The Chilean Nobel Laureate’s literary creations are inseparably linked to the sea. The inspiring places inside his houses look off to those horizons that fade into the distance.
Valparaíso was such a place full of significance for Neruda and some of the sites and sounds that he frequently experienced during his walks around the port city still remain with us today.
These places not only harbor stories of old friends and gatherings, but even memories of a city that refuses to forget its past, which is one of its strengths as a tourist destination. Neruda at one time often went up and down the city’s hills, rummaged through antique shops and open air markets, and used the flimsiest of excuses to get his friends together for a good time at one of his favorite restaurants. Some of these experiences are still remembered at the places that welcomed him from the late 1950’s until shortly before his death, and today these memories are still vivid.

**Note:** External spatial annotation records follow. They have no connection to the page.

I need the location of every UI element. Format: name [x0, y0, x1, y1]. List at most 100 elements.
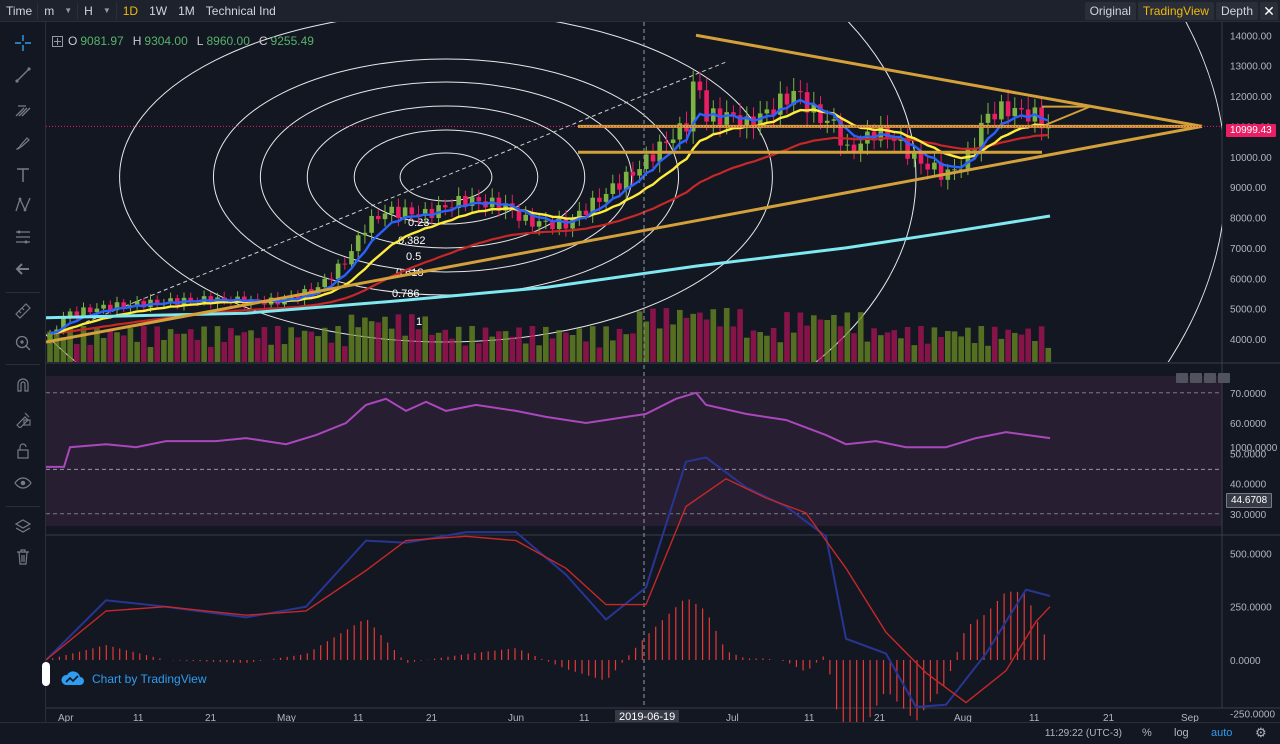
caret-down-icon: ▼ [102, 5, 111, 15]
pitchfork-icon[interactable] [12, 98, 34, 120]
view-depth-button[interactable]: Depth [1215, 2, 1258, 20]
hour-dropdown[interactable]: H ▼ [79, 1, 117, 20]
arrow-left-icon[interactable] [12, 258, 34, 280]
lock-drawing-icon[interactable] [12, 408, 34, 430]
auto-scale-button[interactable]: auto [1211, 727, 1233, 739]
volume-bar [516, 327, 522, 362]
ruler-icon[interactable] [12, 300, 34, 322]
interval-dropdown[interactable]: m ▼ [39, 1, 79, 20]
pane-up-icon[interactable] [1176, 373, 1188, 383]
candle-body [543, 220, 549, 222]
pattern-icon[interactable] [12, 194, 34, 216]
volume-bar [770, 327, 777, 362]
volume-bar [804, 325, 810, 362]
candle-body [838, 119, 843, 146]
time-axis-label: Apr [58, 713, 74, 722]
percent-scale-button[interactable]: % [1142, 727, 1152, 739]
technical-indicators-button[interactable]: Technical Ind [205, 3, 276, 18]
pane-down-icon[interactable] [1190, 373, 1202, 383]
magnet-icon[interactable] [12, 374, 34, 396]
macd-signal-line [46, 477, 1051, 704]
candle-body [985, 113, 991, 123]
crosshair-icon[interactable] [12, 32, 34, 54]
tradingview-watermark[interactable]: Chart by TradingView [60, 671, 207, 687]
candle-body [141, 301, 147, 308]
trend-line-icon[interactable] [12, 64, 34, 86]
brush-icon[interactable] [12, 132, 34, 154]
macd-axis-label: 0.0000 [1230, 656, 1261, 667]
interval-1m-button[interactable]: 1M [178, 3, 195, 18]
fib-level-label: 1 [416, 316, 422, 328]
candle-body [965, 149, 971, 170]
unlock-icon[interactable] [12, 440, 34, 462]
volume-bar [543, 326, 549, 362]
eye-icon[interactable] [12, 472, 34, 494]
candle-body [570, 219, 575, 229]
macd-histogram [52, 591, 1045, 722]
fib-retracement-icon[interactable] [12, 226, 34, 248]
candle-body [175, 298, 180, 305]
expand-legend-icon[interactable] [52, 35, 63, 47]
volume-bar [181, 333, 187, 362]
candle-body [630, 171, 636, 176]
toolbar-divider [6, 292, 40, 293]
candle-body [101, 304, 106, 309]
rsi-band [46, 376, 1222, 526]
candle-body [168, 298, 173, 304]
volume-bar [221, 341, 227, 362]
candle-body [597, 197, 602, 202]
watermark-handle[interactable] [42, 662, 50, 686]
watermark-text: Chart by TradingView [92, 672, 207, 686]
candle-body [429, 208, 435, 219]
text-icon[interactable] [12, 164, 34, 186]
volume-bar [710, 309, 717, 362]
time-axis-label: 21 [874, 713, 886, 722]
rsi-value-tag: 44.6708 [1226, 493, 1273, 508]
fib-level-label: 0.382 [398, 235, 426, 247]
volume-bar [214, 326, 221, 362]
rsi-line [46, 391, 1051, 468]
volume-bar [697, 312, 703, 362]
candle-body [329, 278, 334, 280]
view-original-button[interactable]: Original [1084, 2, 1136, 20]
volume-bar [429, 334, 435, 362]
low-value: 8960.00 [206, 34, 250, 48]
candle-body [938, 162, 944, 180]
candle-body [74, 311, 80, 316]
macd-axis-label: 500.0000 [1230, 549, 1272, 560]
candle-body [583, 210, 589, 215]
trash-icon[interactable] [12, 546, 34, 568]
bottom-bar: 11:29:22 (UTC-3) % log auto ⚙ [0, 722, 1280, 744]
pane-maximize-icon[interactable] [1204, 373, 1216, 383]
volume-bar [811, 315, 817, 362]
log-scale-button[interactable]: log [1174, 727, 1189, 739]
candle-body [737, 115, 743, 127]
candle-body [530, 214, 535, 227]
pane-close-icon[interactable] [1218, 373, 1230, 383]
candle-body [369, 215, 374, 233]
interval-1w-button[interactable]: 1W [149, 3, 168, 18]
volume-bar [315, 336, 321, 362]
candle-body [523, 214, 528, 221]
volume-bar [53, 330, 60, 362]
price-axis-label: 10000.00 [1230, 153, 1272, 164]
volume-bar [275, 326, 281, 362]
settings-gear-icon[interactable]: ⚙ [1255, 725, 1267, 740]
zoom-in-icon[interactable] [12, 332, 34, 354]
time-axis-label: 11 [1029, 713, 1040, 722]
candle-body [221, 297, 227, 300]
layers-icon[interactable] [12, 516, 34, 538]
candle-body [382, 213, 388, 220]
volume-bar [328, 342, 335, 362]
time-label[interactable]: Time [1, 1, 39, 20]
view-tradingview-button[interactable]: TradingView [1137, 2, 1214, 20]
sma-cyan-line [46, 214, 1051, 320]
volume-bar [281, 344, 288, 362]
fib-level-label: 0.5 [406, 251, 421, 263]
interval-1d-button[interactable]: 1D [122, 3, 139, 18]
close-button[interactable]: ✕ [1260, 2, 1278, 20]
volume-bar [1018, 334, 1025, 362]
candle-body [376, 215, 381, 220]
chart-canvas[interactable]: 0.230.3820.50.6180.786114000.0013000.001… [46, 22, 1280, 722]
volume-bar [187, 329, 194, 362]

Neruda’s port city adventures are preserved in his works in Valparaíso. A trip following his footsteps starts at a restaurant called Menzel, opened in 1933 in the very heart of the city. You can still catch stories about Neruda from those who once served him one of his preferred dishes: Congrio (a fish) Stew and wine. There is still one waitress left that regularly served him and remembers his frequent visits.
Another interesting establishment in downtown Valparaíso on Independencia Street is an antique shop called El Abuelo, where the famous poet acquired a large part of the artwork and decorations that today can be viewed in his three former homes: “La Sebastiana,” “Isla Negra” and “La Chascona,” in Santiago.
Another one of Neruda’s refuges is on “Cerro Lecheros” (“Milkman’s Hill”), on 14 Cervantes Street, a place where he secretly resided in 1948, when an order for his arrest was issued by the country’s president at that time and forced him to live in hiding. Today two plaques commemorate his time there, during which he wrote part of his masterpiece “Canto General” (“General Song”).
Neruda had a deep love for his country, and no one knew better than he did how to concisely describe Chile’s crazy geography: “Chile is a mountainous country, with high summits, full of craggy edges and vertiginous chasms. Minerals erected her heights with copper and iron. And above them lies the white snow. Chile is a huge and narrow balcony. The mountain ranges reject us. We Chileans form lines just to view our own sea; an angry space, the ocean’s waves.”